Evet, ilk üçleme üzerinden kısaca özetledikten sonra gelelim seriye eklenen yeni ve son yapımımız olan Deponia Doomsday’e… Karakterimiz yine Rufus. Fakat o da ne? Deponia’yı kurtarmak için kendimizi feda ettiğimizi görüyoruz. Bu da Rufus için sorun değil. Bizim için tek sorun yaşlanmış ve bıyık bırakmış olmamız. Bu yüzden de Deponia ve sinekkaydı suratımızı kurtarmak, her zamanki gibi yine bize düşüyor. Bu yolda eski dostlarımızın yanında McChronicle gibi yeni isimler de bizlere yardım ediyor. McChronicle, zaman makinesini icat eden sıradışı bir dostumuz. İlk olarak zaman makinasını park etmesine yardım ederek; o sıralar tavlamaya çalıştığımız ve eski sevgilimiz olan Toni’nin yaptığı cam bardaklardan olan eseri kırmamayı sağlıyoruz. Fakat, Toro’nun da hiçbir iyiliğe ihtiyaç olmadığını ve bizi kullandığını da söylemek istemezdik ama oyun boyunca bizleri sinir ettiğini ilk dakikadan itibaren sizler de fark edeceksiniz.
Hikaye olarak daha önceki üçlemeyi oynamamış olsanız dahi, Deponia Doomsday isimli yapımla ile gayet eğlenceli saatler yaşayacağınızın garantisini verebiliriz. Senaryo olarak bizleri tatmin eden Doomsday’de sıra dışı mizah anlayışlarına dayanan diyaloglar oyunu rakiplerinden ayıran en büyük öge olarak karşımıza çıkıyor. Söz konusu Rufus ve onun başına gelen olaylar olunca, ciddi anlamda komik diyaloglar sizleri bekliyor. Fakat, oyun Almanca tabanlı olduğu için İngilizce diline çevirildiği zaman bazı espirilerin de havada kaldığını belirtelim.

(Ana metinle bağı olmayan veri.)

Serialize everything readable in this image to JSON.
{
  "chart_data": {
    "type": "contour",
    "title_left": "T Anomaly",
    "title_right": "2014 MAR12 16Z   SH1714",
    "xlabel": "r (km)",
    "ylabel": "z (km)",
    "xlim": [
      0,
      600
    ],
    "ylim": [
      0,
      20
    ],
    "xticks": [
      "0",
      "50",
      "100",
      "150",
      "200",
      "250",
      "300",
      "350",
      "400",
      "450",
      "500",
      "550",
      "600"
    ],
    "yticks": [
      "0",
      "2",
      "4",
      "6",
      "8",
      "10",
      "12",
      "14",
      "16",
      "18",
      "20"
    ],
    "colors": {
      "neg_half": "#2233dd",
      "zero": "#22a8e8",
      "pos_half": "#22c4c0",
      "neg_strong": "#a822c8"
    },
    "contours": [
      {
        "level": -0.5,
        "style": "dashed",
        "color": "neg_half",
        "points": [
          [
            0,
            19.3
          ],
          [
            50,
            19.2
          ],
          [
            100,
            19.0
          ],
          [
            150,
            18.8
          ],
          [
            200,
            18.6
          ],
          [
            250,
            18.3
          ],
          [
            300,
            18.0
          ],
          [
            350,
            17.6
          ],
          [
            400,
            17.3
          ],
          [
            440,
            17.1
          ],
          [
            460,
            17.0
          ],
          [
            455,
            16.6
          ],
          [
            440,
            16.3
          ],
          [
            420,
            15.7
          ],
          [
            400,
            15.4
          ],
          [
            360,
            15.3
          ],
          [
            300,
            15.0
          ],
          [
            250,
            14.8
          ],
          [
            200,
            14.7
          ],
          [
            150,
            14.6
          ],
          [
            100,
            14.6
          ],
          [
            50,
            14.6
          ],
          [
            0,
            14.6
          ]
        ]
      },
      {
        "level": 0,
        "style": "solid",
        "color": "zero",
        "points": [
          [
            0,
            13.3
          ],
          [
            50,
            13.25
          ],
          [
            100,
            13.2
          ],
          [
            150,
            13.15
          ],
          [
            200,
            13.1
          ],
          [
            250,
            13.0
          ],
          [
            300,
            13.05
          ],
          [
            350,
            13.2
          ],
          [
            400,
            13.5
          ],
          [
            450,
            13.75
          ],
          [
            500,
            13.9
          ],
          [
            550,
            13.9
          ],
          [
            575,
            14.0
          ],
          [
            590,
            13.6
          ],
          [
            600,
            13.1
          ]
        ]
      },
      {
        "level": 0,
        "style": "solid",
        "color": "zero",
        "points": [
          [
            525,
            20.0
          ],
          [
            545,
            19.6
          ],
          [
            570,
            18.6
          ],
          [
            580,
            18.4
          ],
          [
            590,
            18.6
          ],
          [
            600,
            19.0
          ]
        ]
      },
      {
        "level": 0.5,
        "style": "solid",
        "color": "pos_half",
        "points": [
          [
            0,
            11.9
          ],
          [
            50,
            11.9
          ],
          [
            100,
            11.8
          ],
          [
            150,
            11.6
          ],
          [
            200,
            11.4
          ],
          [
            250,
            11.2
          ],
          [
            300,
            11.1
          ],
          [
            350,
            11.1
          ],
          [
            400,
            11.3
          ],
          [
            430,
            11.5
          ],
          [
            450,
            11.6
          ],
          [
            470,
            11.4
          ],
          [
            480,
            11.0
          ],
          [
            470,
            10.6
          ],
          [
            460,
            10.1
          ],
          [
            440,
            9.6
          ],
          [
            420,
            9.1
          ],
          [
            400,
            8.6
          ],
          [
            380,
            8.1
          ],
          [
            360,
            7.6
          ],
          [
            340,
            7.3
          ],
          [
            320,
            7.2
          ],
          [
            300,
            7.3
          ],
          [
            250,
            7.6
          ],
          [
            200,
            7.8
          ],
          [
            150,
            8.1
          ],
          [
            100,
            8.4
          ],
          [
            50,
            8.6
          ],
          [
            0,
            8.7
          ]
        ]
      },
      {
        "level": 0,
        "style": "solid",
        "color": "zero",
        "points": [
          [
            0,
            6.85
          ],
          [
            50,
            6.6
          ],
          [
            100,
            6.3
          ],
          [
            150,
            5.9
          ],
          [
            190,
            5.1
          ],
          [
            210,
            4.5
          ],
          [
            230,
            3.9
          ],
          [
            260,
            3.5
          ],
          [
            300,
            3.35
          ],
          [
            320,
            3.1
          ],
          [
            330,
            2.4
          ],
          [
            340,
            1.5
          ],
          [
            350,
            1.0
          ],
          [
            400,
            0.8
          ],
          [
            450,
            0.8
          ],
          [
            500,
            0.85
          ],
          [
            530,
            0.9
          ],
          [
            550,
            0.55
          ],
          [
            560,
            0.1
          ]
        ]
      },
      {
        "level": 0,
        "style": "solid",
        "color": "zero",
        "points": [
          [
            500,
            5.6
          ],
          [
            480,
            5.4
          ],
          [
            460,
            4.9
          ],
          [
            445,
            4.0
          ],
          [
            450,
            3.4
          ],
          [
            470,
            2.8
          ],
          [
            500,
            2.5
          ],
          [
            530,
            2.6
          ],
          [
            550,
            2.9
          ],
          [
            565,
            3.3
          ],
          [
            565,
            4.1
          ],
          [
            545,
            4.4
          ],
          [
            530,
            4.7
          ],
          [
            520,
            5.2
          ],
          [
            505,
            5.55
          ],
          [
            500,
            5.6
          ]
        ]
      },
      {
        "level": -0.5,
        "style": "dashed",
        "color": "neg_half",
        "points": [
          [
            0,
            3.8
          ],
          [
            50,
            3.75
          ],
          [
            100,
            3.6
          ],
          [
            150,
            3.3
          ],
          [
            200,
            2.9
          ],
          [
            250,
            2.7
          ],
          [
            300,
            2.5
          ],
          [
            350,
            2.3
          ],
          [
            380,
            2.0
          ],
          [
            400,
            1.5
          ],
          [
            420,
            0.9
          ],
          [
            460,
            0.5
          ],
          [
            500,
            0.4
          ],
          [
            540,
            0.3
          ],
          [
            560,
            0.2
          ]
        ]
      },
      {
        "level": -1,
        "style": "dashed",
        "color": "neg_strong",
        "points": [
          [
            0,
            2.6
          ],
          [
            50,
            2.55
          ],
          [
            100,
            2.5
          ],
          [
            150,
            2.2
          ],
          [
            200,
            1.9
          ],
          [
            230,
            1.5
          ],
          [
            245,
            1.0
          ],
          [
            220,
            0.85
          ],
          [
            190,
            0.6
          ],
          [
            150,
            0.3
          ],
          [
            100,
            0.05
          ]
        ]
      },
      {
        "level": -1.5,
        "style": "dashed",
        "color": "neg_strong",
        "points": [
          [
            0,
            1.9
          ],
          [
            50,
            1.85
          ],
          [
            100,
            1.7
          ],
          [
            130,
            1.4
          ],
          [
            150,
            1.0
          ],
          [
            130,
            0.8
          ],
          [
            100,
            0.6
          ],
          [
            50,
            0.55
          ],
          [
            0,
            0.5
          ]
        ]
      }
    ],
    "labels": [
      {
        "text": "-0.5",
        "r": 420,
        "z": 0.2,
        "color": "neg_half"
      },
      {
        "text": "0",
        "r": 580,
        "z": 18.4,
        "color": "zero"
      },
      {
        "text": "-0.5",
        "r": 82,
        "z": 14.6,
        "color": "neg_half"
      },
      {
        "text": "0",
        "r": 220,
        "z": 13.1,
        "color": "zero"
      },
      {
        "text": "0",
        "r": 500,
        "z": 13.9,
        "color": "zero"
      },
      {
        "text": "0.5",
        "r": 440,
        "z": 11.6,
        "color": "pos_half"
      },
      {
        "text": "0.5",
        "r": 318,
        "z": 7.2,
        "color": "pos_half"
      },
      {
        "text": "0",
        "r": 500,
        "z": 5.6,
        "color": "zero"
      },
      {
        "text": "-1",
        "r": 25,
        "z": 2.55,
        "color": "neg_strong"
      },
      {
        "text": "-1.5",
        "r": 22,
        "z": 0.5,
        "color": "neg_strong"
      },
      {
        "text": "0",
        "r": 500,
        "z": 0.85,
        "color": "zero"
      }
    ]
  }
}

Peki, bu hikayede biz neler yapacağız? Şehrimizi kurtarmak için önümüze çıkan sorunları bulmaca çözercesine halledip günün kahramanı olacağız! Açıkcası, üçlemede olduğu gibi Deponia Doomsday de bulmaca olarak bizleri bir hayli zorluyor. Point and Click türü olarak karşımıza çıkan oyunun Deponia’nın çöplerden meydana gelmesi de, bu türde bir oyun için biçilmiş bir kaftan olduğunu söyleyebiliriz. Farenin tuşları ile etkileşim, scroll yardımı ile kısa tuşlar ile envantere ulaştığımız oyun içerisinde, “Space” tuşu ile ise etrafımızda yer alan ve etkileşime geçebildiğimiz karakter ve nesneleri görebilmekteyiz.

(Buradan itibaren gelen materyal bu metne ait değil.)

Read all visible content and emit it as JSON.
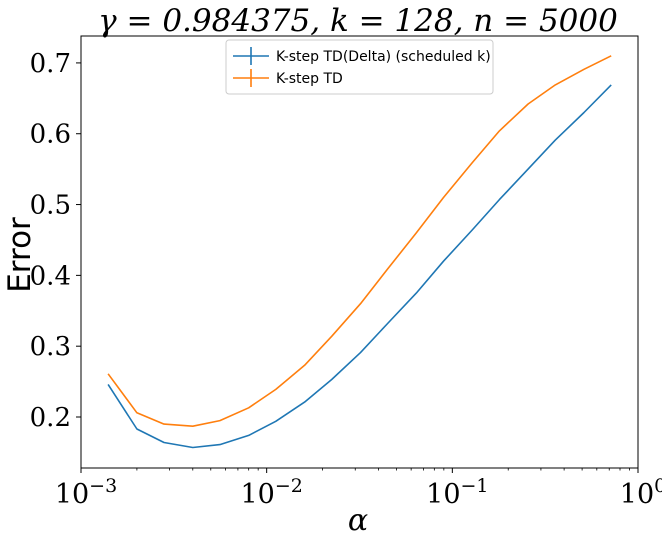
{
  "chart_data": {
    "type": "line",
    "title": "γ = 0.984375, k = 128, n = 5000",
    "xlabel": "α",
    "ylabel": "Error",
    "xscale": "log",
    "xlim": [
      0.001,
      1
    ],
    "ylim": [
      0.128,
      0.738
    ],
    "x_ticks": [
      {
        "value": 0.001,
        "label": "10",
        "exp": "−3"
      },
      {
        "value": 0.01,
        "label": "10",
        "exp": "−2"
      },
      {
        "value": 0.1,
        "label": "10",
        "exp": "−1"
      },
      {
        "value": 1,
        "label": "10",
        "exp": "0"
      }
    ],
    "y_ticks": [
      {
        "value": 0.2,
        "label": "0.2"
      },
      {
        "value": 0.3,
        "label": "0.3"
      },
      {
        "value": 0.4,
        "label": "0.4"
      },
      {
        "value": 0.5,
        "label": "0.5"
      },
      {
        "value": 0.6,
        "label": "0.6"
      },
      {
        "value": 0.7,
        "label": "0.7"
      }
    ],
    "grid": false,
    "legend_position": "top-center",
    "x": [
      0.0014,
      0.002,
      0.0028,
      0.004,
      0.0056,
      0.008,
      0.0112,
      0.016,
      0.0224,
      0.032,
      0.0448,
      0.064,
      0.0896,
      0.128,
      0.1792,
      0.256,
      0.3584,
      0.512,
      0.7168
    ],
    "series": [
      {
        "name": "K-step TD(Delta) (scheduled k)",
        "color": "#1f77b4",
        "values": [
          0.246,
          0.183,
          0.164,
          0.157,
          0.161,
          0.174,
          0.194,
          0.221,
          0.253,
          0.291,
          0.332,
          0.375,
          0.42,
          0.464,
          0.507,
          0.55,
          0.591,
          0.63,
          0.669
        ]
      },
      {
        "name": "K-step TD",
        "color": "#ff7f0e",
        "values": [
          0.261,
          0.206,
          0.19,
          0.187,
          0.195,
          0.213,
          0.239,
          0.273,
          0.314,
          0.36,
          0.409,
          0.46,
          0.51,
          0.559,
          0.604,
          0.642,
          0.669,
          0.691,
          0.71
        ]
      }
    ]
  }
}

Başarılı bir senaryo ve diyaloglar, Deponia serisinin çizgi film tarzıyla buluşunca; üçlemedeki grafik tadını bizlere hoş bir şekilde tattırdığını belirtelim. Karakter tasarımları ile birlikte mekan tasarımlarının da başarılı olduğu yapımda yer alan animasyonlar da diyaloglara göre şekillenince yeme de yanında yat. Övgüleri hak eden grafikler ile birlikte oyunda bize daima eşlik eden ve bir süre sonra bizi hipnoz ettiğini tahmin ettiğimiz oyun içi sesler ve kullanılan müzikler de yapıta uyum sağlayarak oyun süresini uzamayı başarıyor.
Deponia Doomsday hikayesinden ve karakterlerinden daha fazla bahsetmek isterdik fakat derine indiğimiz sürece oyunda yer alan büyük olaylar ve bunların sonucunda meydana gelen sürprizleri kendiniz deneyim ederseniz daha heyecanlı olacağını söyleyelim. Yeni nesil oyunlar arasında bu tür eğlenceli ve sorunsuz oyunların yer alması da bizleri bir nebze mutlu ediyor. Özellikle türüne göre zorlu bulmacaların bulunması da oyun zevki açısından sizleri de bir hayli tatmin edecektir.